„Der Bub wurde seelisch zerstört“
In Krems ging der Prozess gegen die Mutter, die ihren zwölfjährigen Sohn beinahe zu Tode gequält haben soll, in die Schlussrunde. Mitangeklagt war eine Freundin der Frau.
„Die beiden Frauen“hätten den Buben „zerstört – zumindest seelisch“. Das betonte die Staatsanwältin am Donnerstag in ihrem Plädoyer im Landesgericht Krems.

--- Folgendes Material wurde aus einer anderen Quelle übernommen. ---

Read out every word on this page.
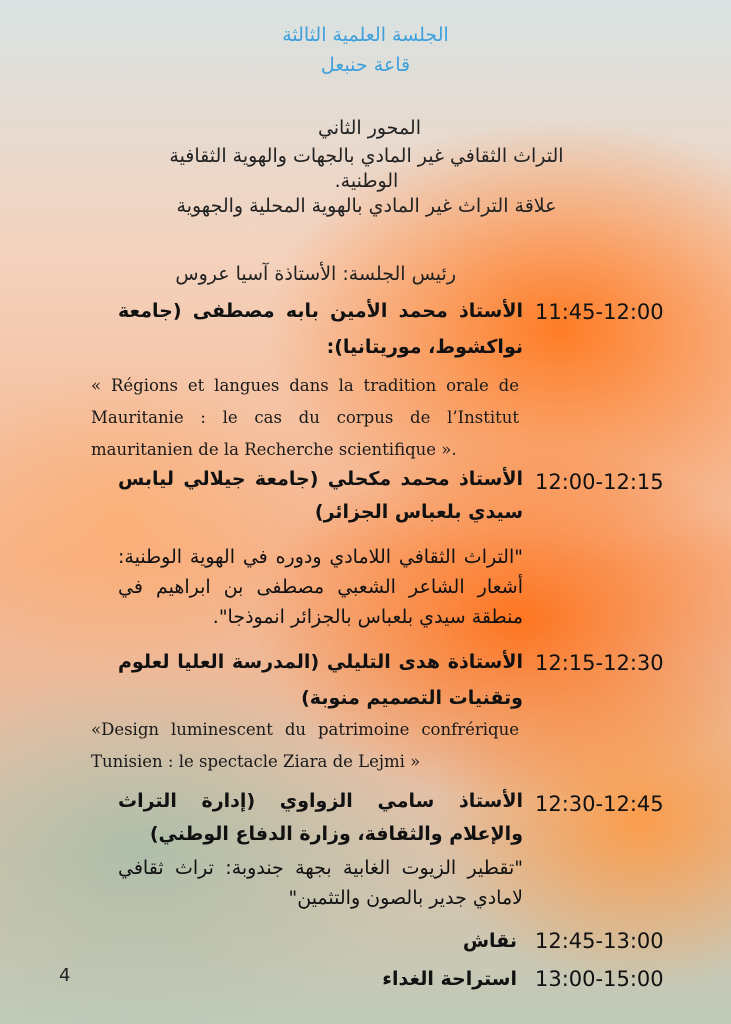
الجلسة العلمية الثالثة
قاعة حنبعل
المحور الثاني
التراث الثقافي غير المادي بالجهات والهوية الثقافية
الوطنية.
علاقة التراث غير المادي بالهوية المحلية والجهوية
رئيس الجلسة: الأستاذة آسيا عروس
11:45-12:00
الأستاذ محمد الأمين بابه مصطفى (جامعة نواكشوط، موريتانيا):
« Régions et langues dans la tradition orale de Mauritanie : le cas du corpus de l’Institut mauritanien de la Recherche scientifique ».
12:00-12:15
الأستاذ محمد مكحلي (جامعة جيلالي ليابس سيدي بلعباس الجزائر)
"التراث الثقافي اللامادي ودوره في الهوية الوطنية: أشعار الشاعر الشعبي مصطفى بن ابراهيم في منطقة سيدي بلعباس بالجزائر انموذجا".
12:15-12:30
الأستاذة هدى التليلي (المدرسة العليا لعلوم وتقنيات التصميم منوبة)
«Design luminescent du patrimoine confrérique Tunisien : le spectacle Ziara de Lejmi »
12:30-12:45
الأستاذ سامي الزواوي (إدارة التراث والإعلام والثقافة، وزارة الدفاع الوطني)
"تقطير الزيوت الغابية بجهة جندوبة: تراث ثقافي لامادي جدير بالصون والتثمين"
12:45-13:00
نقاش
13:00-15:00
استراحة الغداء
4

Und: „Es hat einige Wochen und Monate gedauert, bis auch wir als Ermittlungsbehörden das volle Ausmaß dieser Tat erkannt haben.“W., die Mutter des Kindes, habe auch den Tod des damals Zwölfjährigen in Kauf genommen.

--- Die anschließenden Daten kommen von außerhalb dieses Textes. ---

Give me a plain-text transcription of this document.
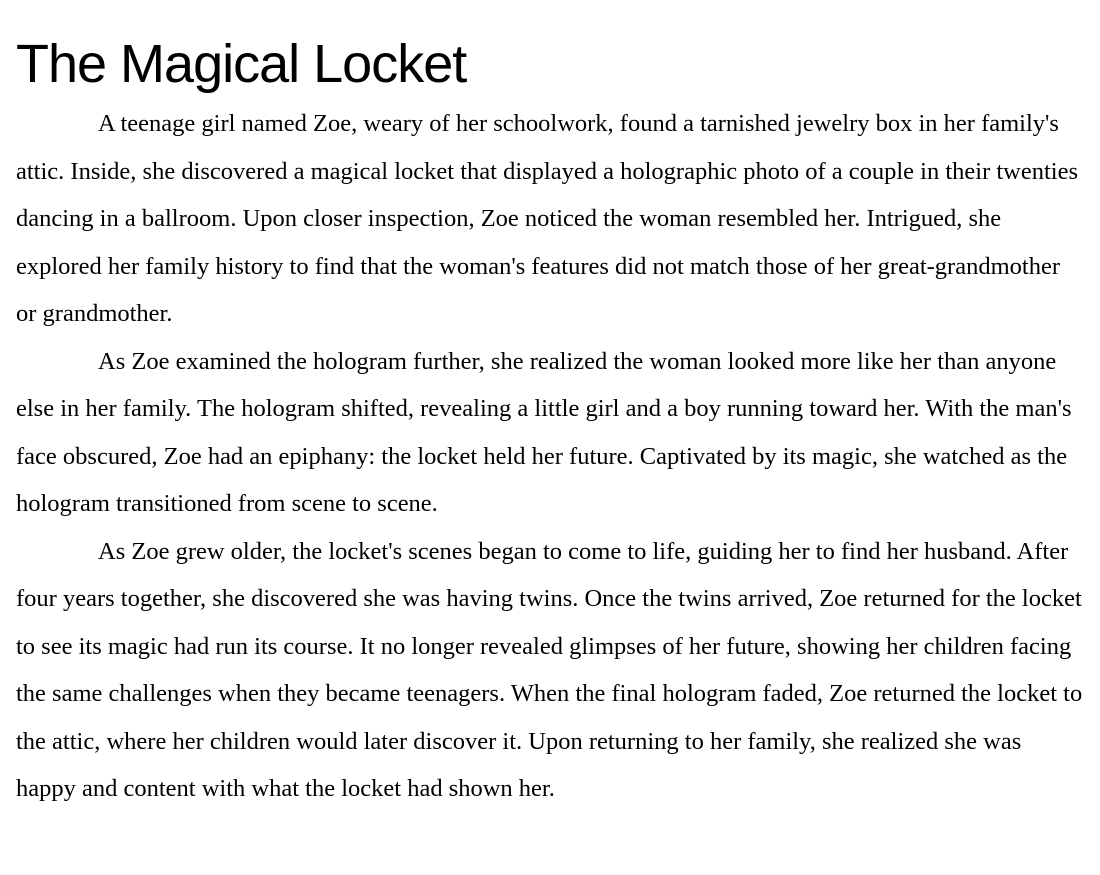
The Magical Locket

A teenage girl named Zoe, weary of her schoolwork, found a tarnished jewelry box in her family's attic. Inside, she discovered a magical locket that displayed a holographic photo of a couple in their twenties dancing in a ballroom. Upon closer inspection, Zoe noticed the woman resembled her. Intrigued, she explored her family history to find that the woman's features did not match those of her great-grandmother or grandmother.

As Zoe examined the hologram further, she realized the woman looked more like her than anyone else in her family. The hologram shifted, revealing a little girl and a boy running toward her. With the man's face obscured, Zoe had an epiphany: the locket held her future. Captivated by its magic, she watched as the hologram transitioned from scene to scene.

As Zoe grew older, the locket's scenes began to come to life, guiding her to find her husband. After four years together, she discovered she was having twins. Once the twins arrived, Zoe returned for the locket to see its magic had run its course. It no longer revealed glimpses of her future, showing her children facing the same challenges when they became teenagers. When the final hologram faded, Zoe returned the locket to the attic, where her children would later discover it. Upon returning to her family, she realized she was happy and content with what the locket had shown her.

Der 33-Jährigen wurden außer Mordversuch auch Kindesmisshandlung und Freiheitsentziehung angelastet. Sie soll ihren Sohn geschlagen, getreten, misshandelt und immer wieder in einer Hundebox eingesperrt haben. Auch soll sie ihn dabei, im November 2022, regelmäßig bei offenem Fenster mit kaltem Wasser übergossen haben. Mitangeklagt war, wie berichtet, eine Freundin der Frau, B. (40). Der mutmaßlichen Komplizin wurde fortgesetzte Gewaltausübung vorgeworfen. B. soll der Mutter immer wieder Anweisungen zu den Quälereien des Buben gegeben haben.
Ihr tue „schrecklich leid, was passiert ist“, erklärte die Mutter am Donnerstag. Ihre Freundin räumte einen „Fehler“ein. Und entschuldigte sich weinend bei dem mittlerweile 13-jährigen Buben und bei dessen Vater, der nun die Obsorge innehat. „Warum sollen wir Ihnen ein Wort glauben?“, fragte die Anklägerin rhetorisch. Und auch der Opferanwalt vermisste bei den Frauen echte Reue.
„Ein Jahrhundertfall“
„Es ist einer der schwierigsten Fälle, die man sich vorstellen kann. Es ist eigentlich ein Jahrhundertfall“, führte die Anwältin der Mutter, Astrid Wagner, aus. Ihre Mandantin habe in „verzerrter Wahrnehmung“nicht erkannt, dass das Kind in Lebensgefahr war. Aber W. habe nicht für möglich gehalten, dass ihr Sohn sterben könne. Daher bekenne sich die Mutter zum Vorwurf des versuchten Mordes nicht schuldig.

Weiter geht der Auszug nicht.